Review: Elizabeth Kerner – Song in the Silence

Song in the Silence
Elizabeth Kerner

Lanen Kaelar has longed to explore the world since she was a small girl because she was abandoned by her travelling mother. When her father dies, she is determined to go to the Dragon Isles where no ship has returned from in the last 20 years. Not to be daunted, she goes anyway.

Apparently (according to the blurb) she has been exposed to the most horrible family life ever growing up. I was expecting her to be beaten every night and have to sleep on the hearth rug. Instead she just seemed not to fit in. Um, ok, getting married is definitely not everyone’s cup of tea and your father not loving you much is painful, but you have a loving farm hand to help you out! When she sets out on her trip, it’s not like she’s being held back.
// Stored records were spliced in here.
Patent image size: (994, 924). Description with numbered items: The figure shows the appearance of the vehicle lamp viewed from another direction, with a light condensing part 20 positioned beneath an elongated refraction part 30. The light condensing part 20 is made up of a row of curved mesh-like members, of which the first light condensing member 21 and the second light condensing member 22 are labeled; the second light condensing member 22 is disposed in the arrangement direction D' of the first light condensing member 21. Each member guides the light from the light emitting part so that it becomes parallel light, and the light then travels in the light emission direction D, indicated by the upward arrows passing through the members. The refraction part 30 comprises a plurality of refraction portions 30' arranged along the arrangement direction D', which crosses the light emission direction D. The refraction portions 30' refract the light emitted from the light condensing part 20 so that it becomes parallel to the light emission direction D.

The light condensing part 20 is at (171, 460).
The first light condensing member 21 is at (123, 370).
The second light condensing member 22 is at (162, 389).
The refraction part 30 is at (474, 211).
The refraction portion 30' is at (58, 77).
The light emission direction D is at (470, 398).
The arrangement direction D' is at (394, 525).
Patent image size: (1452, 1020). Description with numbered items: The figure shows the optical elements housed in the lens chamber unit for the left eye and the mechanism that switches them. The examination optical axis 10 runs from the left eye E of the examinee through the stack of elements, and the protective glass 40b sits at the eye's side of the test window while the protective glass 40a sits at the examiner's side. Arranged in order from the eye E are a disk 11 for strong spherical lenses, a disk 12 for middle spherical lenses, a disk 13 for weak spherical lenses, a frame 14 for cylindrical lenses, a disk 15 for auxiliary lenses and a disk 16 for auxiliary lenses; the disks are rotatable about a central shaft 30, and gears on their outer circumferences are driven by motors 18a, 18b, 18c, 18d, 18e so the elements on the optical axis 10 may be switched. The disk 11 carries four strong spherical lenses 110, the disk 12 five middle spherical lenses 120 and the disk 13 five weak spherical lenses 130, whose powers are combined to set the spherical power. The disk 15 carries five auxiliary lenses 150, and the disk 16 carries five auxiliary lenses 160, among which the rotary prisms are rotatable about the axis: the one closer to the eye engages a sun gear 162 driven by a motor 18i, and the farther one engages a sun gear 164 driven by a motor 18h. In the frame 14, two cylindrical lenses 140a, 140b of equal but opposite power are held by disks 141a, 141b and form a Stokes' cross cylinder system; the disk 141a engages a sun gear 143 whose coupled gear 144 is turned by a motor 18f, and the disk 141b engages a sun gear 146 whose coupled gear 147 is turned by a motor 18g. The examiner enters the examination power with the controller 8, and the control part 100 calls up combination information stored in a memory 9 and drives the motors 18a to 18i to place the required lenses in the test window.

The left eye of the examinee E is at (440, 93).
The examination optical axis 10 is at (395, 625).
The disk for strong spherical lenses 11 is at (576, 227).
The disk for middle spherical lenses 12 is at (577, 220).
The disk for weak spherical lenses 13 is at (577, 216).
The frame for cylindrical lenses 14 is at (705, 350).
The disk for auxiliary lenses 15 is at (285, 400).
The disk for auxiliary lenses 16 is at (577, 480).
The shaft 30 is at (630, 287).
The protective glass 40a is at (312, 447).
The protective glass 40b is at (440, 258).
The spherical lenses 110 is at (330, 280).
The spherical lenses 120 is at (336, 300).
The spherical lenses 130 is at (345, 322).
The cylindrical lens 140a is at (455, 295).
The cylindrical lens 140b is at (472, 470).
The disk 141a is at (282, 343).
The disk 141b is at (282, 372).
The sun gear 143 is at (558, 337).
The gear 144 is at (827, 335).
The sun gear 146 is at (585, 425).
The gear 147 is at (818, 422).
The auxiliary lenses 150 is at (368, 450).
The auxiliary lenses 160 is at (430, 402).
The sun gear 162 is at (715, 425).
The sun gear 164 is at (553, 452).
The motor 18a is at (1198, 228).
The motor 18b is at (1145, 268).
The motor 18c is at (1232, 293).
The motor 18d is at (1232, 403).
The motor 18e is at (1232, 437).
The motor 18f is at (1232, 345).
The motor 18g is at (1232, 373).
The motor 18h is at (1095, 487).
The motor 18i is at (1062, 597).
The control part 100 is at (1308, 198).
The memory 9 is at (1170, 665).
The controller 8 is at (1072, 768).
There is a lot of talking and not much action. Sure, they take out a too-friendly stableman which prompts a long story assisted by plenty of ale. But no action! No forward motion! Sigh. Nothing enough here to keep my attention.

This was a too-fluffy novel with an unconvincing story-line. For something that I was promised to have dragons in, the first third of the novel had no dragons. No plot progression much either. So I abandoned this novel in the interest of reading something else with a bit more pizzaz. I could afford to be picky, there was a whole bookshelf there for the reading!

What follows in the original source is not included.